Têm tudo o que um casal jovem precisa: o jipe, o televisor com o nome acabado em tron, já foram a Porto Galinhas e à República Dominicana, mudam de casa de 3 em 3 anos; Substituíram a avidez dos seus pais por batedoras e fornos eléctricos pela compra desaustinada de hi-fi e jacuzzis, seguindo assim o lento trajecto das aspirações da classe média: da cozinha para a sala e desta para a casa-de-banho.
O mundo começou para eles com o D’Artacão e com o País a caminho do progresso do Prof. Cavaco. Acreditaram piamente nisso, no Natal, no carro novo do pai, nos hipermercados, nos computadores, na Expo.
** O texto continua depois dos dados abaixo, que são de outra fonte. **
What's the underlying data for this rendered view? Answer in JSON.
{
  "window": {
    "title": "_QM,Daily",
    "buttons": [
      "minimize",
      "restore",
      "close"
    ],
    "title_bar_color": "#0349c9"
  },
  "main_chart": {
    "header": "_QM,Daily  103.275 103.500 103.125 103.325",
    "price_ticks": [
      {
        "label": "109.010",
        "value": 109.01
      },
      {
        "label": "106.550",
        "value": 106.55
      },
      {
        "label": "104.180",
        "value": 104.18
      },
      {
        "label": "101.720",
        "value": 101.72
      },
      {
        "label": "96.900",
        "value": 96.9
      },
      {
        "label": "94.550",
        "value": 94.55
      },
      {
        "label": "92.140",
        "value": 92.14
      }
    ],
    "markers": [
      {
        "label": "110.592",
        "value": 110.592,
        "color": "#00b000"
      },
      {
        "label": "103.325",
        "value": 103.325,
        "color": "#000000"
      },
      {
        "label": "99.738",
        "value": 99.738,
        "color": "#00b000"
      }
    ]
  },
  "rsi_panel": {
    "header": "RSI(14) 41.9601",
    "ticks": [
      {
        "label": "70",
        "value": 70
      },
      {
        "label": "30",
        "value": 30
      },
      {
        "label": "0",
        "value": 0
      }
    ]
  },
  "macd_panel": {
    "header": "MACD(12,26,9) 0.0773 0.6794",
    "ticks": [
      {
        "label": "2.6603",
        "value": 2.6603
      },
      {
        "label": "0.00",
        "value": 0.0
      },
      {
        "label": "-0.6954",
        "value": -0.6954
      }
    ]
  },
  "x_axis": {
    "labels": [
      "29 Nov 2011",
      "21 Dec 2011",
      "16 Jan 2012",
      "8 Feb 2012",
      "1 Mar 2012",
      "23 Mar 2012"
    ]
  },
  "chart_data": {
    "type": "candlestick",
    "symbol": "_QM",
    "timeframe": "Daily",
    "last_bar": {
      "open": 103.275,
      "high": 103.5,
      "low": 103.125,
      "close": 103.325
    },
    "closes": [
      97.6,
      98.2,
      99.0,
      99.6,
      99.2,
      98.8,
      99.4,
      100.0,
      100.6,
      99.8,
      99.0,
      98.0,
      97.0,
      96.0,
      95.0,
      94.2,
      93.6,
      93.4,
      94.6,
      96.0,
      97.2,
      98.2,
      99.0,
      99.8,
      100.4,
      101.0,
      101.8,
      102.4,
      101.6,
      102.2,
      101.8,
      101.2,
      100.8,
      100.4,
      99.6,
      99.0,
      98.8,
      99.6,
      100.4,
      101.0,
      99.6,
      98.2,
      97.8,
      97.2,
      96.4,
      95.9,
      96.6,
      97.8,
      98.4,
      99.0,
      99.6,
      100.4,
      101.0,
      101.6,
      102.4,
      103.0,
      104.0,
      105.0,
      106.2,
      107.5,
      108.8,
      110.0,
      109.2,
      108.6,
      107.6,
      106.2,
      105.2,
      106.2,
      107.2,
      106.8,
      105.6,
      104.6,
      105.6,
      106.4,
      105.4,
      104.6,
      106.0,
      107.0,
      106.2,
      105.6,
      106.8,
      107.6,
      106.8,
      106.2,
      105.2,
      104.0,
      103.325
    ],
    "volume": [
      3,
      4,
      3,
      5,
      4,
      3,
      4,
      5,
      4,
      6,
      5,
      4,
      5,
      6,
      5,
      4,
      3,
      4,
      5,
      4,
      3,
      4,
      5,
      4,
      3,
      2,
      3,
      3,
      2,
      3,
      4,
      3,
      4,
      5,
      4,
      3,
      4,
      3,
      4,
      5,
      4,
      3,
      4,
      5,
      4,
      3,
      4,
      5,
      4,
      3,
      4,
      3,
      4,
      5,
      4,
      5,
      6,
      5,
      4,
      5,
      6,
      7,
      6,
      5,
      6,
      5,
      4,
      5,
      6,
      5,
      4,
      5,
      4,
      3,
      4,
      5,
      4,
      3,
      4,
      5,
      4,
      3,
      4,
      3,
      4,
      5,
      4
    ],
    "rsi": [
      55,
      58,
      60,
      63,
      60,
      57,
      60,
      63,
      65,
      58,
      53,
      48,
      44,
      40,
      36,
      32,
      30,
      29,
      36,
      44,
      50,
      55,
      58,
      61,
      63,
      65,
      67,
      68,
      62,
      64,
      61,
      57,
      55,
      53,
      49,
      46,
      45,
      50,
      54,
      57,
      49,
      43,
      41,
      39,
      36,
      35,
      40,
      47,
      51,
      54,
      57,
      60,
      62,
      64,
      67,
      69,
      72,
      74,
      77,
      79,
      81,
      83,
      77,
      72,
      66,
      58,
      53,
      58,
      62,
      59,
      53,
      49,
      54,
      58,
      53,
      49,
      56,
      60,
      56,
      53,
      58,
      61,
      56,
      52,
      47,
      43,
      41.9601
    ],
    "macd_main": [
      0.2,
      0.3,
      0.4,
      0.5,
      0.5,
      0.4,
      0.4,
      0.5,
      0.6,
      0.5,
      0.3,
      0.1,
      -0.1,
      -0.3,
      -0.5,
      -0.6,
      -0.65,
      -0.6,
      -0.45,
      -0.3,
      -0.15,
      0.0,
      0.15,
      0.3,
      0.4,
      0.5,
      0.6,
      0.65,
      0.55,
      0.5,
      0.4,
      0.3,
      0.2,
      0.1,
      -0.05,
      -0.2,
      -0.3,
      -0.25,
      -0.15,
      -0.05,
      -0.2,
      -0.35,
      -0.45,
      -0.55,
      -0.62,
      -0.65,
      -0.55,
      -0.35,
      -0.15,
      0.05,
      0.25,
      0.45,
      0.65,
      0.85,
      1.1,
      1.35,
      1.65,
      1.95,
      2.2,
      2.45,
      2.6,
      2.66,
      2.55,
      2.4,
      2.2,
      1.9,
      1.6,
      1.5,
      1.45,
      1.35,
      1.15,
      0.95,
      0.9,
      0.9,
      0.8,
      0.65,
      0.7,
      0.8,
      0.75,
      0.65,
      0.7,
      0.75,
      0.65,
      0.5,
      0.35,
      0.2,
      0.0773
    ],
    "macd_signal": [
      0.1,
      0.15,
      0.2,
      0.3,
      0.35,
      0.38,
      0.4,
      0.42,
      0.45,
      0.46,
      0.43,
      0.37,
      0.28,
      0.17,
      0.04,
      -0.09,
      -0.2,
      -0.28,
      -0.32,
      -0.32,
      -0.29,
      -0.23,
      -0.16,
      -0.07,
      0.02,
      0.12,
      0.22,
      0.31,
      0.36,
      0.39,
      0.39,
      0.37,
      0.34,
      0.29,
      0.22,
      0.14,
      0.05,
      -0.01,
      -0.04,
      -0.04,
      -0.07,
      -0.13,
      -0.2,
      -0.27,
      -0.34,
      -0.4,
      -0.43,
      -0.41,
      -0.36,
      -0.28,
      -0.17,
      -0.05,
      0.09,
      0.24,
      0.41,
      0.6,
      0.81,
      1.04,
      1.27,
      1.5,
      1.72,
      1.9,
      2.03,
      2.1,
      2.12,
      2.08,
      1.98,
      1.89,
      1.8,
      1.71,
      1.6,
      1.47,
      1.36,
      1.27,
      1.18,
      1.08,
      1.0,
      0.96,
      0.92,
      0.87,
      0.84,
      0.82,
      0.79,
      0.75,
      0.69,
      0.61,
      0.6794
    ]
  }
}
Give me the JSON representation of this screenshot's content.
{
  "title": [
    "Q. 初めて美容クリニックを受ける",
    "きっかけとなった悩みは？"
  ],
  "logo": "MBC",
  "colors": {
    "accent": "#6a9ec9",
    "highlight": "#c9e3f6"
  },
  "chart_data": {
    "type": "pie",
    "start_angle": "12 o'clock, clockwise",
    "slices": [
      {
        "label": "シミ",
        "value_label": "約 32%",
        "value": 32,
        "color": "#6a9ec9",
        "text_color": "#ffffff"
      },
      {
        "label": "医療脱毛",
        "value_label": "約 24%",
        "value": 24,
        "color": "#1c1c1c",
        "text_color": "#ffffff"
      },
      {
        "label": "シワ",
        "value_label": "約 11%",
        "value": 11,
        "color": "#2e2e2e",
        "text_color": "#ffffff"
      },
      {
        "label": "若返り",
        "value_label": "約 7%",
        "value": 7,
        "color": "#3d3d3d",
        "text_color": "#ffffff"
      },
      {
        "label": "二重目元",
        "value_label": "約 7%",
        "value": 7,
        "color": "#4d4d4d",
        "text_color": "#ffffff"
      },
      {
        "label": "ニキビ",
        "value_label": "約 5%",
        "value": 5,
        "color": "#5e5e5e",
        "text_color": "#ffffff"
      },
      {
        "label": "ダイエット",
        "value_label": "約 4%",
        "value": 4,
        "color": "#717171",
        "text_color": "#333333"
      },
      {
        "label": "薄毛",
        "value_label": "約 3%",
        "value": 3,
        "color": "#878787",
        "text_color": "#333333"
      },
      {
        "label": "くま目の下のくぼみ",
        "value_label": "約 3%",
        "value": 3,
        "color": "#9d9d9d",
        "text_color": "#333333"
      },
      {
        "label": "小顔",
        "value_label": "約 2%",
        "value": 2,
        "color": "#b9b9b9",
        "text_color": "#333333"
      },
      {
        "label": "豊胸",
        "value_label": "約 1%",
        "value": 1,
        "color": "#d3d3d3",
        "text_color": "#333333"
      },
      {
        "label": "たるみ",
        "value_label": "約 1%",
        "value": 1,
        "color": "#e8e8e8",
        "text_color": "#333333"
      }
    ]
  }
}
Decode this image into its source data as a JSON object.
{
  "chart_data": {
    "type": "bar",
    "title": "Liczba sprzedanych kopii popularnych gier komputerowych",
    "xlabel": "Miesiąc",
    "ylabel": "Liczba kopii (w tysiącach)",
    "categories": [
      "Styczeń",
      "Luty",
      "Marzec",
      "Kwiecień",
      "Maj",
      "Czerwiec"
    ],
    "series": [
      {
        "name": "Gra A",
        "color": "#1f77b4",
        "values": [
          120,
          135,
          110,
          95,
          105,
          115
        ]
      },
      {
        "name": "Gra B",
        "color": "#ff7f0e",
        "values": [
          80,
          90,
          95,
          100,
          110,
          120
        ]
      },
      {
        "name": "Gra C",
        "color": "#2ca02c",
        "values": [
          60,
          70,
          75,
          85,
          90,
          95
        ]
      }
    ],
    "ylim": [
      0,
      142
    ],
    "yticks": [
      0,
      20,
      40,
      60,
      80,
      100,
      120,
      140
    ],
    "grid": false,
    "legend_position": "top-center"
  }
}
Sentiram-se maravilhosamente com as teorias pedagógicas que tornaram a sua adolescência fresca e carefree. Não ligam a política mas gostam de tipos decididos e com “ideias”. Gostam da democracia liberal no Colombo mas não se importavam com um Estado autoritário sempre que ficam presos na A1. Não compreendem como é que “não se fazem as coisas” quando eles pagam “os impostos”.
Quando o Sr. Pinto Magalhães morrer, o seu filho vai provavelmente vender “o escritório” e a Tânia sente-se preocupada, ponderando, entre dois ferrero rocher, sobre o que é que vai fazer a seguir. O Flávio, mais ignorante e despreocupado, sonha em montar uma loja de tunning, mas está convencido que a “Gonçalves & Ramos” vai durar por muitos e bons anos e que ele vai chegar a braço-direito do Gonçalves, até porque o Gonçalves “tem muito dinheiro”.
Como nunca conheceram outro, acham que este seu mundo é eterno, que em momentos de crise podem não conseguir mudar de carro de 3 em 3 anos, que se calhar vão ter que ficar na mesma casa mais do que 5.
Nunca ninguém lhes explicou que há apenas 40 anos a classe média portuguesa a que pertencem era proporcionalmente menor e que nada prova que a subida de qualidade de vida seja estrutural, pelo contrário, parece ter pequenos pezinhos de barro e que portanto, pode esboroar-se; nunca ninguém lhes explicou que não existem mundos com benefícios e sem custos. No dia em que o Flávio e a Tânia não conseguirem trocar de carro de 3 em 3 anos, nem sequer de 5 em 5, o mundo escurece, o Colombo vai tornar-se odioso e o D’Artacão vai parecer um boneco irritante. Mas é só o princípio.